Художник, участник группы «ПГ», а по совместительству «известный левый мыслитель» задумался о том, почему его перестало радовать шутовство в современном искусстве

Илья Фальковский

Пригласили меня тут в Пермь, в жюри фестиваля кино и театра «Текстура». Не к добру, думаю. То, думаю, притесняют, а то привечают. То мастерскую отберут и тюрьмой грозятся, а то авиабилеты выдают и суточными ссужают. Не иначе как, думаю, метод кнута и пряника на пути моего исправления. Надо, думаю, поточнее разобраться, уяснить, что тут к чему. Поехал.
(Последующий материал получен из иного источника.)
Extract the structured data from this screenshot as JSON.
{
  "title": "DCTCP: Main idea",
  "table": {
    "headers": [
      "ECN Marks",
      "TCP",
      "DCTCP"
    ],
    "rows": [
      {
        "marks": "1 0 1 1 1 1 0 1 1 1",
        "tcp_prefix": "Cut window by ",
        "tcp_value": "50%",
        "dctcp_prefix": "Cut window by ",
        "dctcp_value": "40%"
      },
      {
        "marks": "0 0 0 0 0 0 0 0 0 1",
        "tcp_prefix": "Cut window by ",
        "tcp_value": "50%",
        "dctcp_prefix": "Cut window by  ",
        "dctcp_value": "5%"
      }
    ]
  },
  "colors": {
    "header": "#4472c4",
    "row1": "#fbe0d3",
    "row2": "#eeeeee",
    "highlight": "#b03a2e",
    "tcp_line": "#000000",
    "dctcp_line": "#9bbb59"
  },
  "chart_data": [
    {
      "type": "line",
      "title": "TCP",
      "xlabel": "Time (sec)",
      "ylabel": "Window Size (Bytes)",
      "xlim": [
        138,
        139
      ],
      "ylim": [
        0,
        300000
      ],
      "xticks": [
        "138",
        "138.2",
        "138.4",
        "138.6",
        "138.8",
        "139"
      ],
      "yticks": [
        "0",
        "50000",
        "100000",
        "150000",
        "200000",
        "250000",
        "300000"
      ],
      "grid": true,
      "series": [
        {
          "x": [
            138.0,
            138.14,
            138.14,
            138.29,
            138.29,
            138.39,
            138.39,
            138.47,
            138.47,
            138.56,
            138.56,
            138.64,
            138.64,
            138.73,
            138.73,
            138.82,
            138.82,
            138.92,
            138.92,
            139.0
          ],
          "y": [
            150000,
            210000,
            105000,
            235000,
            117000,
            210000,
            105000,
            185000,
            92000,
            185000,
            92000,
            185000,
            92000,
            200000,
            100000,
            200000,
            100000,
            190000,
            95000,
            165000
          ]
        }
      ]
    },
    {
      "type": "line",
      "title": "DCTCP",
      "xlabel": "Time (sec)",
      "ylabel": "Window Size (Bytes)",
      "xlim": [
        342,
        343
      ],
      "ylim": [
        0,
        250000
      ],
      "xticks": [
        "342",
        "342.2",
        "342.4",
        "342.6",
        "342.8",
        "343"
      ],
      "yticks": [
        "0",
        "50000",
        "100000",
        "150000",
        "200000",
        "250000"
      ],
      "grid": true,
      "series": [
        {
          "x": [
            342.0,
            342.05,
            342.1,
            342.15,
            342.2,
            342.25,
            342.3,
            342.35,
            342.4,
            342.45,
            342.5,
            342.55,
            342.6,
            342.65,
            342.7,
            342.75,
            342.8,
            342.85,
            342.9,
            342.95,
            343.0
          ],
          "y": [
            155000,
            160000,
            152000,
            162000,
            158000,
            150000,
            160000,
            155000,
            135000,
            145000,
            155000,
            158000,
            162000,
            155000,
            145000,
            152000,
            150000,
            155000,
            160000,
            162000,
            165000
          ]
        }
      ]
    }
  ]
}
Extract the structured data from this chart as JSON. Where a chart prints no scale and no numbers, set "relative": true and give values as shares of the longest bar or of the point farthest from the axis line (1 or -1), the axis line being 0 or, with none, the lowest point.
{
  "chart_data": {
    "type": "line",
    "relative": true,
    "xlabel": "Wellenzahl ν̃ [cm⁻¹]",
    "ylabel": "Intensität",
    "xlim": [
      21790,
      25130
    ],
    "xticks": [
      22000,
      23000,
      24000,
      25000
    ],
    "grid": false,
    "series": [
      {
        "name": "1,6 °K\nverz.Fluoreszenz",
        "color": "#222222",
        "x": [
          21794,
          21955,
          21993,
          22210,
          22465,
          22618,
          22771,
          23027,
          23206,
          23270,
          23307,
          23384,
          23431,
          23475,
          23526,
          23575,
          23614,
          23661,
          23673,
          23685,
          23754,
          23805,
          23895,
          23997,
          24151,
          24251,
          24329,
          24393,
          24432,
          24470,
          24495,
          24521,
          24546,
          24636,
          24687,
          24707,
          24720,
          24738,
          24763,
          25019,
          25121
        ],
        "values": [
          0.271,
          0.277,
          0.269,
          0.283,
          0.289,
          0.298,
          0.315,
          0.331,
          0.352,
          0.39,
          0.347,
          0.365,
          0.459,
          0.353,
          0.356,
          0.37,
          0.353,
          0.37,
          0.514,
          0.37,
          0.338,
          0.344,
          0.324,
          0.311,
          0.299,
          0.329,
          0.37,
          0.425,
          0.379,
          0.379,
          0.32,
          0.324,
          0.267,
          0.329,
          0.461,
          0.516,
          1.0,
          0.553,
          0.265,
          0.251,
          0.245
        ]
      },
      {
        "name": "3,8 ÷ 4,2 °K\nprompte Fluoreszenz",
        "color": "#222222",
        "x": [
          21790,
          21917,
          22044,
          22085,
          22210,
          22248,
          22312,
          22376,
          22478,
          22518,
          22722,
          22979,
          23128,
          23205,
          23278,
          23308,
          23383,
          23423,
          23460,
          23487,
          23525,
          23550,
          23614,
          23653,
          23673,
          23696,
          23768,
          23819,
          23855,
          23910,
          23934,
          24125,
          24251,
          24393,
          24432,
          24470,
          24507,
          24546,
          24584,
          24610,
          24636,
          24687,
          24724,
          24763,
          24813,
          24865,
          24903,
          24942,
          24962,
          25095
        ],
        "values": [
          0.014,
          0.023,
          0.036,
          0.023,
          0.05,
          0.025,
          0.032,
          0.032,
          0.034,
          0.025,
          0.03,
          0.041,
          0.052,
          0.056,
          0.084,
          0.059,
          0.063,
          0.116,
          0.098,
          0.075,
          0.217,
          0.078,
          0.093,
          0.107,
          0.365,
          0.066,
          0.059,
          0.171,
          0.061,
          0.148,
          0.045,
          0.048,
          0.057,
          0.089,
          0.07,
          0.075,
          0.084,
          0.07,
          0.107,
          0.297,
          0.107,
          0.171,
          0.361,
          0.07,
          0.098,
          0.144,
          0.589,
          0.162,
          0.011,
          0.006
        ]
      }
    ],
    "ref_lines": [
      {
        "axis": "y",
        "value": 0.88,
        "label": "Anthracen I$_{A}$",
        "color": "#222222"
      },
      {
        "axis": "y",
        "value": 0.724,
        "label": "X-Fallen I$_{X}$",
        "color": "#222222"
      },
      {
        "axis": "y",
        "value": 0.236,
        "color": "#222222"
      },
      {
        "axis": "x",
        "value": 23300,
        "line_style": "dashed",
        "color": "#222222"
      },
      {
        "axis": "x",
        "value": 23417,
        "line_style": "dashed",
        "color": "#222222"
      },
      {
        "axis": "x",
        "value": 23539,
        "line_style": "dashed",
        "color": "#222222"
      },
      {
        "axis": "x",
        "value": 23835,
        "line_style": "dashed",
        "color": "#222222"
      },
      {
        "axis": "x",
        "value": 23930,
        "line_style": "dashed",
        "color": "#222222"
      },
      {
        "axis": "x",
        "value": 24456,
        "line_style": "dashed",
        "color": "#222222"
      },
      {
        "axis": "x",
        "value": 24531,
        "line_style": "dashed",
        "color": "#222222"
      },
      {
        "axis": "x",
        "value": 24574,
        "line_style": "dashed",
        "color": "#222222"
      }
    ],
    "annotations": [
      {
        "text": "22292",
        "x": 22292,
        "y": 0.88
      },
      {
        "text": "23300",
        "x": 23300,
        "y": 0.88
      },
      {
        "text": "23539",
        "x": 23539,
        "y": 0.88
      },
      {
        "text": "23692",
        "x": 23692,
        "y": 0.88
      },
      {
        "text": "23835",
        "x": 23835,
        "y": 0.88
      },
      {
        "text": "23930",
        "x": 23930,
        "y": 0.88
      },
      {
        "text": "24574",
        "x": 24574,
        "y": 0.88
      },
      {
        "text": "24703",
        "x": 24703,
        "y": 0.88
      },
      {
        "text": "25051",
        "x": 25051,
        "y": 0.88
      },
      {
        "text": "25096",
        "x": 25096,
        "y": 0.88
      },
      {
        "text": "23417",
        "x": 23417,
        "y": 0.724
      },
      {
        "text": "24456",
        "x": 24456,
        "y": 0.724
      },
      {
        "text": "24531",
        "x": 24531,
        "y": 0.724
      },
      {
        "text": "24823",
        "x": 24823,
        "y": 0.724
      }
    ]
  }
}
А в Перми, странное дело, где бы и кому бы меня ни представляли, так одну и ту же характеристику зачитывают. Прямо слово в слово повторяют. Видать, ориентировку на меня сверху спустили, и, чтобы не дай бог чего не перепутать, все ее заучили назубок. Вот и Марат Гельман, знакомя меня с девушкой, говорит: «А это, мол, Илья Фальковский, люблю его какпоэта…» Вот те раз, думаю, интересно, что именно Марат принимает за мою поэзию, неужто этот мой старый текст: «Дай п…зды, давай п…зды, крепко давай п…зды…»? Или, может, рэп-частушку «Танцуй, танцуй, пока стоит х…й…»? Хотел было поинтересоваться, но не решился – вдруг вскроется, что в ориентировке меня перепутали с реальным поэтом. Выгонят тогда из Перми. Кошусь на девушку – в ее глазах никакого интереса. А Марат знай себе продолжает, соловьиными трелями заливается: «А еще он художник, музыкант…» Вот, думаю, загнул, какой же я музыкант. Один раз, помню, участник нашей группы Катала решил поорать что-то нецензурное в микрофон, выдавая это за пение. Он мне тогда доверил с компьютера минус музыкальный пускать. А я с испуга так напился, что давай по кнопкам ноутбука, как по клавишам пианино, стучать. Компьютер сразу же завис, Катала орал безо всякого музыкального сопровождения. Немногочисленная публика нас тут же освистала, и из клуба с позором выгнали. Больше на сцене мне побывать не довелось. Гляжу на девушку – она по-прежнему ноль внимания. А Марат все льет сладкий елей: «Ну и, наконец, он известный левый мыслитель». Тут, смотрю, в глазах девушки какой-то огонек заиграл. И декольте ее ко мне даже как будто придвинулось, колыхаясь, словно Южно-Китайское море перед тайфуном. Вот это, думаю, то, что надо. Буду теперь левым мыслителем. Буду, как та же Деготь, по выставкам ходить, на все с важным видом коситься, языком цокать, зубом щелкать.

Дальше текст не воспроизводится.